ATF Firearms Specialist Richard Vasquez is surrounded by a cache of firearms in the gun vault on March 5, 2010, at the ATF National Tracing Center in Martinsburg, West Virginia. Vasquez has since retired from the agency. (Photo: Ricky Carioti/The Washington Post via Getty Images)

Gun traces spiked double digits in 2017, according to federal data released this week. The National Tracing Center recovered and traced more than 322,000 firearms last year, an 11.3 percent increase over 2016.

Janice Kemp, a spokeswoman with the Bureau of Alcohol, Tobacco, Firearms and Explosives, told Guns.com the data suggests increased participation from state and local law enforcement in federal tracing programs.

“The information provides investigative leads to law enforcement and can link a suspect to a firearm in a criminal investigation, help identify potential firearm traffickers, and detect in-state, interstate and international firearms trafficking patterns, including the sources and types of crime guns used,” Kemp said.

The NTC is the only agency authorized to track firearms in the United States. It’s headquarters — located in Martinsburg, West Virginia — houses more than 17,000 guns, an untold number of Form 4473s and other hard copy documents necessary to complete tracing investigations. Federal law restricts the creation of any digital, searchable database of gun sales or gun owners, so agents at the NTC use an archaic system to track the movement of firearms from manufacturer to the original point of sale in the commercial market “to identify an unlicensed purchaser.”

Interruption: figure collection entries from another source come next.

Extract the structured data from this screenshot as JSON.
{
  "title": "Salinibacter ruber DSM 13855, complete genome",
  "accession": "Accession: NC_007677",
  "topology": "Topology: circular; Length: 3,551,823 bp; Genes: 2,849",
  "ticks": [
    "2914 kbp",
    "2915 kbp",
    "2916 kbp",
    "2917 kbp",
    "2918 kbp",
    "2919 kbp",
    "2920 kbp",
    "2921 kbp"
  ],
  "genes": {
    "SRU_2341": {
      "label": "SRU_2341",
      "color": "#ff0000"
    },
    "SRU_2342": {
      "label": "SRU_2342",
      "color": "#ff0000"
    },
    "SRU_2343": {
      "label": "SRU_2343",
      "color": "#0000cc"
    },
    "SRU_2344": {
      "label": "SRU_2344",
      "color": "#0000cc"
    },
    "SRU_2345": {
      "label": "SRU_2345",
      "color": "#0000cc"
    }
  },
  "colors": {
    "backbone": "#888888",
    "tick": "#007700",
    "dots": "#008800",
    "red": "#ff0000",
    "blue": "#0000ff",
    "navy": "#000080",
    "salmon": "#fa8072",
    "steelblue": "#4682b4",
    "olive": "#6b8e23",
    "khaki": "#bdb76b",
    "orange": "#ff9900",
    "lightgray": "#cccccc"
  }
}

“The data we glean from traces can be used to highlight the types of firearms being sold or brought into specific states, as well as capture the original state where the firearm was purchased,” Kemp said. “This helps investigators take violent offenders off the streets.”

California ranked number one for most recovered and traced firearms in 2017, according to the data, with more than 41,000 guns intercepted by law enforcement. The ATF said the majority of traces involve 9mm handguns, followed by other pistols, revolvers, rifles and shotguns.

The NTC said it processed more than 408,000 tracing requests last year — the most ever recorded in the center’s 30-year history.